The bay cat is arguably the world’s least-known member of the cat family (Felidae). Although first described by scientists in 1874, no photo existed of a living specimen until 1998 and a wild cat in its rainforest habitat wasn’t photographed until five years later. Given this, scientists with Zoological Society of London (ZSL) and Imperial College London were taken aback when their remote camera traps captured numerous photos of these elusive cats hanging out in a commercial logging concession in Sabah, a state in Malaysian Borneo.
“We were completely surprised to see so many bay cats at these sites in Borneo where natural forests have been so heavily logged for the timber trade. Conservationists used to assume that very few wild animals can live in logged forest, but we now know this land can be home for many endangered species,” says Robert Ewers from the Department of Life Sciences at Imperial College London and head of the Stability of Alerted Forest Ecosystem (SAFE) Project in Borneo where the species was photographed.
Found only on the island of Borneo, bay cats (Pardofelis badia) are slightly larger than an average domestic cat but with a long tail. A reddish-colored coat makes the cat stand out from other felines in the region, however individuals have also shown a gray-black form.
In the last few years, more information has been coming out about the bay cat. In 2009, researchers captured a wild bay cat on video for the first time, while last year researchers announced that had photographed the species at unexpected elevations. Still, no one has conducted a thorough study on the species, and almost nothing is known about its behavior.
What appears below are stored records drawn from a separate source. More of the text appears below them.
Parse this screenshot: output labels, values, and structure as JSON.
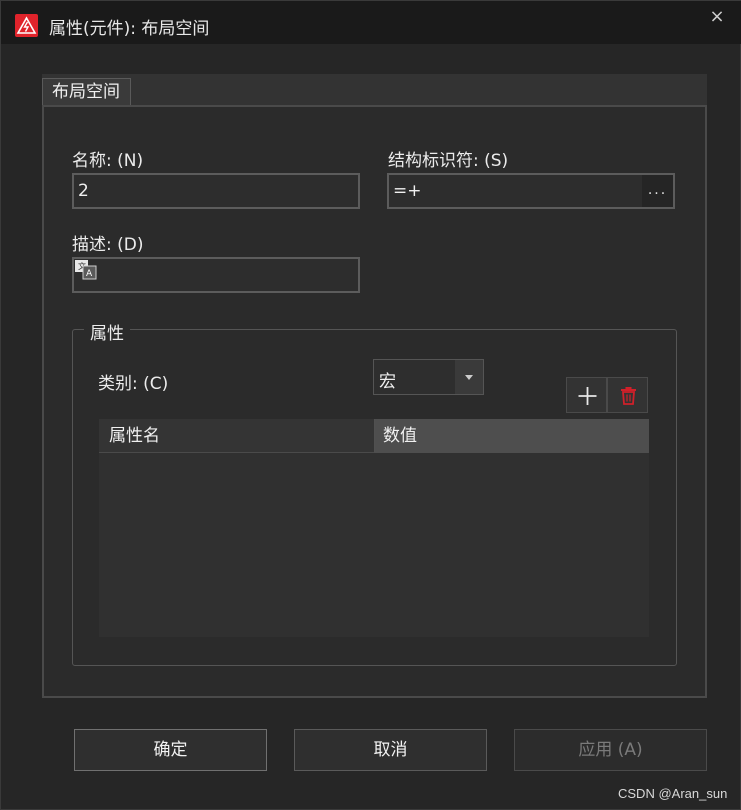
{
  "window": {
    "title": "属性(元件): 布局空间",
    "close_label": "×"
  },
  "tabs": [
    {
      "label": "布局空间"
    }
  ],
  "form": {
    "name_label": "名称: (N)",
    "name_value": "2",
    "structure_label": "结构标识符: (S)",
    "structure_value": "=+",
    "structure_button": "...",
    "description_label": "描述: (D)",
    "description_value": ""
  },
  "properties": {
    "group_title": "属性",
    "category_label": "类别: (C)",
    "category_value": "宏",
    "add_icon": "plus-icon",
    "delete_icon": "trash-icon",
    "columns": [
      "属性名",
      "数值"
    ],
    "rows": []
  },
  "buttons": {
    "ok": "确定",
    "cancel": "取消",
    "apply": "应用 (A)"
  },
  "watermark": "CSDN @Aran_sun",
  "colors": {
    "app_icon": "#e0232b",
    "delete_icon": "#d0202a"
  }
}
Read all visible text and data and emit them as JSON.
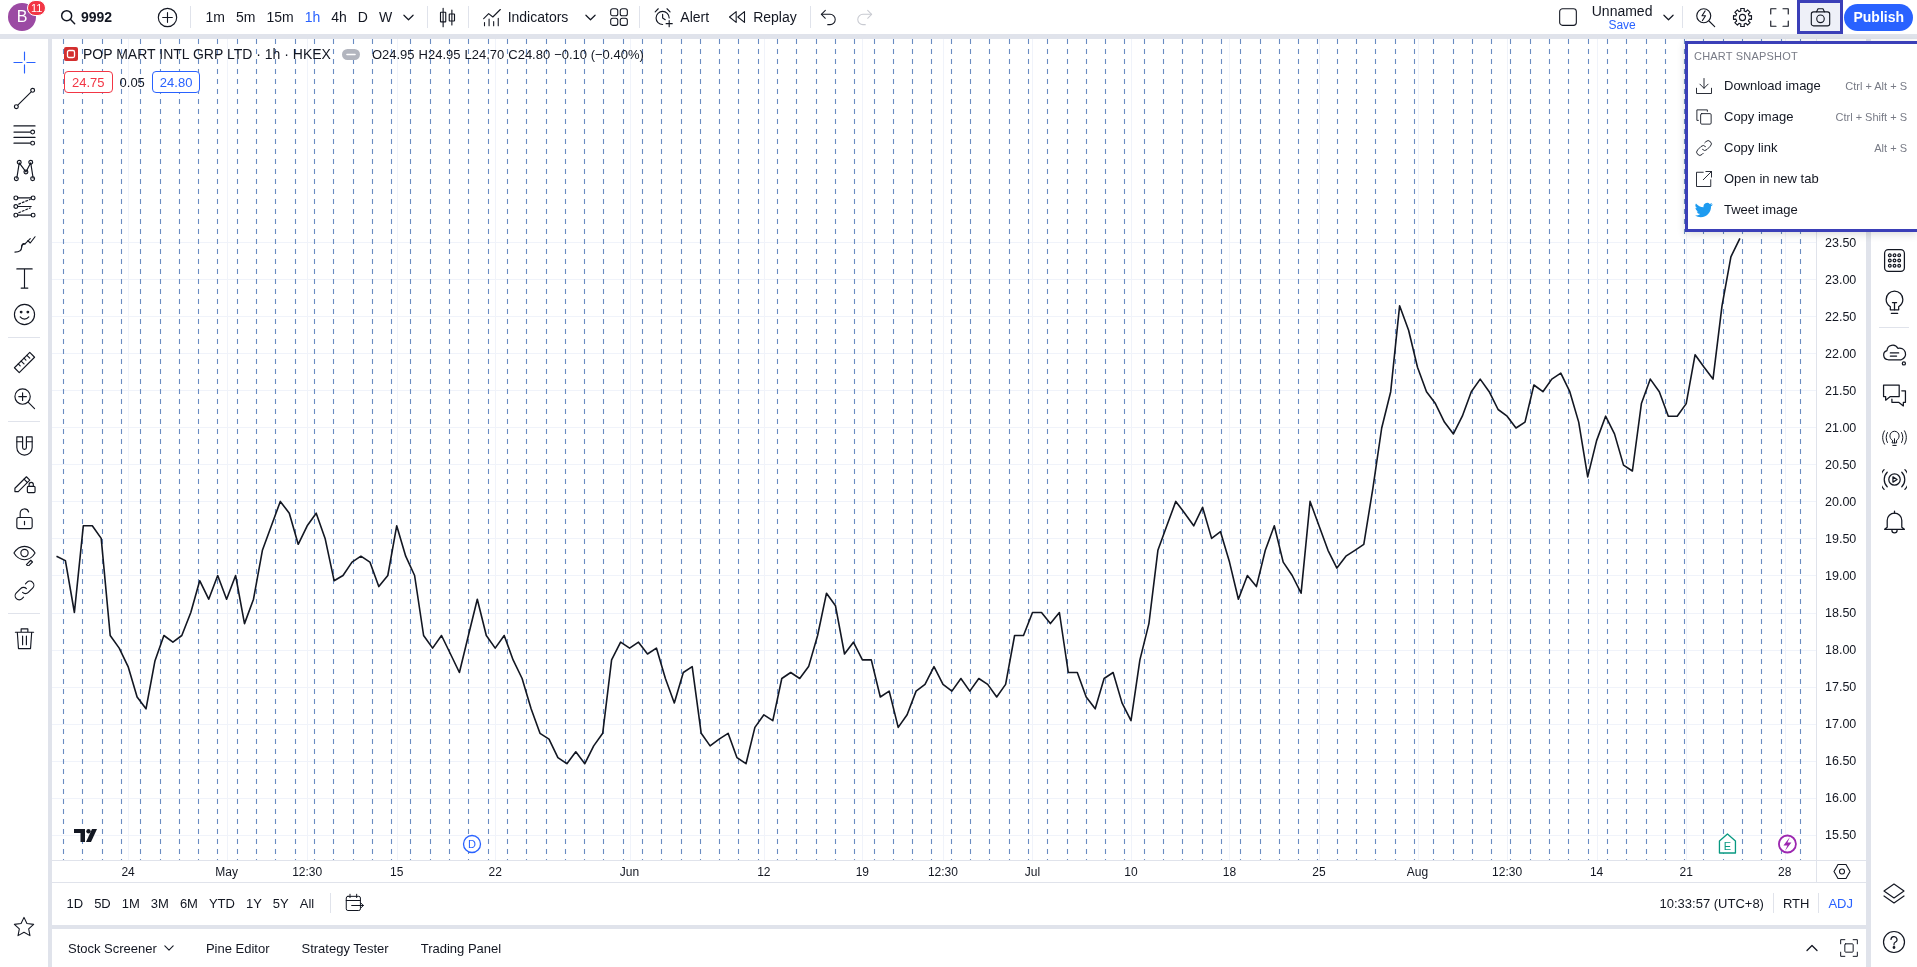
{
  "top_toolbar": {
    "avatar": {
      "letter": "B",
      "badge": "11"
    },
    "symbol_search": {
      "value": "9992"
    },
    "intervals": [
      {
        "label": "1m",
        "selected": false
      },
      {
        "label": "5m",
        "selected": false
      },
      {
        "label": "15m",
        "selected": false
      },
      {
        "label": "1h",
        "selected": true
      },
      {
        "label": "4h",
        "selected": false
      },
      {
        "label": "D",
        "selected": false
      },
      {
        "label": "W",
        "selected": false
      }
    ],
    "indicators_button": {
      "label": "Indicators"
    },
    "alert_button": {
      "label": "Alert"
    },
    "replay_button": {
      "label": "Replay"
    },
    "history": [
      {
        "kind": "undo",
        "disabled": false
      },
      {
        "kind": "redo",
        "disabled": true
      }
    ],
    "layout": {
      "name": "Unnamed",
      "save_label": "Save"
    },
    "snapshot_button": {
      "expanded": true
    },
    "publish_button": {
      "label": "Publish"
    }
  },
  "left_toolbar": {
    "groups": [
      {
        "tools": [
          {
            "kind": "crosshair",
            "selected": true
          },
          {
            "kind": "trend-line",
            "selected": false
          },
          {
            "kind": "fib-lines",
            "selected": false
          },
          {
            "kind": "pattern",
            "selected": false
          },
          {
            "kind": "projection",
            "selected": false
          },
          {
            "kind": "brush",
            "selected": false
          },
          {
            "kind": "text",
            "selected": false
          },
          {
            "kind": "emoji",
            "selected": false
          }
        ]
      },
      {
        "tools": [
          {
            "kind": "ruler",
            "selected": false
          },
          {
            "kind": "zoom-in",
            "selected": false
          }
        ]
      },
      {
        "tools": [
          {
            "kind": "magnet",
            "selected": false
          },
          {
            "kind": "drawing-lock",
            "selected": false
          },
          {
            "kind": "lock",
            "selected": false
          },
          {
            "kind": "eye",
            "selected": false
          },
          {
            "kind": "link",
            "selected": false
          }
        ]
      },
      {
        "tools": [
          {
            "kind": "trash",
            "selected": false
          }
        ]
      }
    ]
  },
  "chart": {
    "legend": {
      "symbol": "POP MART INTL GRP LTD · 1h · HKEX",
      "ohlc": [
        "O24.95",
        "H24.95",
        "L24.70",
        "C24.80"
      ],
      "change": "−0.10 (−0.40%)"
    },
    "quote": {
      "bid": "24.75",
      "spread": "0.05",
      "ask": "24.80"
    },
    "events": [
      {
        "kind": "dividend",
        "label": "D",
        "color": "#2962ff"
      },
      {
        "kind": "earnings",
        "label": "E",
        "color": "#089981"
      },
      {
        "kind": "bolt",
        "color": "#9c27b0"
      }
    ],
    "chart_data": {
      "type": "line",
      "grid": true,
      "ylim": [
        15.16,
        26.24
      ],
      "yticks": [
        {
          "value": 15.5,
          "label": "15.50"
        },
        {
          "value": 16,
          "label": "16.00"
        },
        {
          "value": 16.5,
          "label": "16.50"
        },
        {
          "value": 17,
          "label": "17.00"
        },
        {
          "value": 17.5,
          "label": "17.50"
        },
        {
          "value": 18,
          "label": "18.00"
        },
        {
          "value": 18.5,
          "label": "18.50"
        },
        {
          "value": 19,
          "label": "19.00"
        },
        {
          "value": 19.5,
          "label": "19.50"
        },
        {
          "value": 20,
          "label": "20.00"
        },
        {
          "value": 20.5,
          "label": "20.50"
        },
        {
          "value": 21,
          "label": "21.00"
        },
        {
          "value": 21.5,
          "label": "21.50"
        },
        {
          "value": 22,
          "label": "22.00"
        },
        {
          "value": 22.5,
          "label": "22.50"
        },
        {
          "value": 23,
          "label": "23.00"
        },
        {
          "value": 23.5,
          "label": "23.50"
        }
      ],
      "categories": [
        null,
        null,
        null,
        null,
        null,
        null,
        null,
        null,
        "24",
        null,
        null,
        null,
        null,
        null,
        null,
        null,
        null,
        null,
        null,
        "May",
        null,
        null,
        null,
        null,
        null,
        null,
        null,
        null,
        "12:30",
        null,
        null,
        null,
        null,
        null,
        null,
        null,
        null,
        null,
        "15",
        null,
        null,
        null,
        null,
        null,
        null,
        null,
        null,
        null,
        null,
        "22",
        null,
        null,
        null,
        null,
        null,
        null,
        null,
        null,
        null,
        null,
        null,
        null,
        null,
        null,
        "Jun",
        null,
        null,
        null,
        null,
        null,
        null,
        null,
        null,
        null,
        null,
        null,
        null,
        null,
        null,
        "12",
        null,
        null,
        null,
        null,
        null,
        null,
        null,
        null,
        null,
        null,
        "19",
        null,
        null,
        null,
        null,
        null,
        null,
        null,
        null,
        "12:30",
        null,
        null,
        null,
        null,
        null,
        null,
        null,
        null,
        null,
        "Jul",
        null,
        null,
        null,
        null,
        null,
        null,
        null,
        null,
        null,
        null,
        "10",
        null,
        null,
        null,
        null,
        null,
        null,
        null,
        null,
        null,
        null,
        "18",
        null,
        null,
        null,
        null,
        null,
        null,
        null,
        null,
        null,
        "25",
        null,
        null,
        null,
        null,
        null,
        null,
        null,
        null,
        null,
        null,
        "Aug",
        null,
        null,
        null,
        null,
        null,
        null,
        null,
        null,
        null,
        "12:30",
        null,
        null,
        null,
        null,
        null,
        null,
        null,
        null,
        null,
        "14",
        null,
        null,
        null,
        null,
        null,
        null,
        null,
        null,
        null,
        "21",
        null,
        null,
        null,
        null,
        null,
        null,
        null,
        null,
        null,
        null,
        "28",
        null,
        null,
        null
      ],
      "values": [
        19.26,
        19.2,
        18.5,
        19.67,
        19.67,
        19.5,
        18.19,
        18.02,
        17.77,
        17.36,
        17.2,
        17.85,
        18.19,
        18.1,
        18.19,
        18.5,
        18.93,
        18.68,
        19.0,
        18.68,
        19.0,
        18.35,
        18.68,
        19.34,
        19.67,
        20.0,
        19.84,
        19.42,
        19.67,
        19.84,
        19.5,
        18.93,
        19.0,
        19.18,
        19.26,
        19.18,
        18.85,
        19.0,
        19.67,
        19.26,
        19.0,
        18.19,
        18.02,
        18.19,
        17.94,
        17.69,
        18.19,
        18.68,
        18.19,
        18.02,
        18.19,
        17.86,
        17.61,
        17.2,
        16.87,
        16.79,
        16.54,
        16.46,
        16.62,
        16.46,
        16.7,
        16.87,
        17.86,
        18.1,
        18.02,
        18.1,
        17.94,
        18.02,
        17.61,
        17.28,
        17.69,
        17.77,
        16.87,
        16.7,
        16.79,
        16.87,
        16.54,
        16.46,
        16.95,
        17.12,
        17.04,
        17.61,
        17.69,
        17.61,
        17.77,
        18.19,
        18.76,
        18.59,
        17.94,
        18.1,
        17.86,
        17.86,
        17.36,
        17.44,
        16.95,
        17.12,
        17.44,
        17.53,
        17.77,
        17.53,
        17.44,
        17.61,
        17.44,
        17.61,
        17.53,
        17.36,
        17.53,
        18.19,
        18.19,
        18.5,
        18.5,
        18.35,
        18.5,
        17.69,
        17.69,
        17.36,
        17.2,
        17.61,
        17.69,
        17.28,
        17.04,
        17.86,
        18.35,
        19.34,
        19.67,
        20.0,
        19.84,
        19.67,
        19.92,
        19.5,
        19.59,
        19.18,
        18.68,
        19.0,
        18.85,
        19.34,
        19.67,
        19.18,
        19.0,
        18.76,
        20.0,
        19.67,
        19.34,
        19.1,
        19.26,
        19.34,
        19.42,
        20.17,
        20.99,
        21.48,
        22.64,
        22.31,
        21.81,
        21.48,
        21.32,
        21.07,
        20.91,
        21.15,
        21.48,
        21.65,
        21.48,
        21.24,
        21.15,
        20.99,
        21.07,
        21.57,
        21.48,
        21.65,
        21.73,
        21.48,
        21.07,
        20.33,
        20.82,
        21.15,
        20.91,
        20.49,
        20.41,
        21.32,
        21.65,
        21.48,
        21.15,
        21.15,
        21.32,
        21.98,
        21.81,
        21.65,
        22.64,
        23.3,
        23.55,
        null,
        null,
        null,
        null,
        null,
        null,
        null,
        null
      ]
    }
  },
  "range_bar": {
    "ranges": [
      "1D",
      "5D",
      "1M",
      "3M",
      "6M",
      "YTD",
      "1Y",
      "5Y",
      "All"
    ],
    "clock": "10:33:57 (UTC+8)",
    "toggles": [
      {
        "label": "RTH",
        "on": false
      },
      {
        "label": "ADJ",
        "on": true
      }
    ]
  },
  "bottom_panel": {
    "tabs": [
      {
        "label": "Stock Screener",
        "dropdown": true
      },
      {
        "label": "Pine Editor",
        "dropdown": false
      },
      {
        "label": "Strategy Tester",
        "dropdown": false
      },
      {
        "label": "Trading Panel",
        "dropdown": false
      }
    ]
  },
  "snapshot_menu": {
    "title": "CHART SNAPSHOT",
    "items": [
      {
        "kind": "download",
        "label": "Download image",
        "shortcut": "Ctrl + Alt + S"
      },
      {
        "kind": "copy",
        "label": "Copy image",
        "shortcut": "Ctrl + Shift + S"
      },
      {
        "kind": "link",
        "label": "Copy link",
        "shortcut": "Alt + S"
      },
      {
        "kind": "external",
        "label": "Open in new tab"
      },
      {
        "kind": "tweet",
        "label": "Tweet image"
      }
    ]
  }
}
The IUCN Red List currently categorizes the bay cat as Endangered, estimating that less than 2,500 survive in Borneo. Like most of Borneo’s species, the bay cat—which is already thought to be naturally rare—is imperiled by widespread deforestation for palm oil plantations. However, the news that the cat may hold-on in logging concessions could provide some hope for longterm survival.
Scientists not only confirmed the bay cat in the logging concession, but all of Borneo’s other wild cat species as well: the Sunda clouded leopard (Neofelis diardi), Vulnerable; leopard cat (Prionailurus bengalensis), Least Concern; flat-headed cat (Prionailurus planiceps), Endangered; and marbled cat (Pardofelis marmorata), Vulnerable.
“The cameras record multiple sightings, sometimes of species which we might be very lucky to see even after spending years in an area. For example, I’ve seen the clouded leopard just twice in three years of fieldwork, whilst my cameras recorded 14 video sequences of this enigmatic cat in just eight months,” said Oliver Wearn with ZSL and Imperial College London.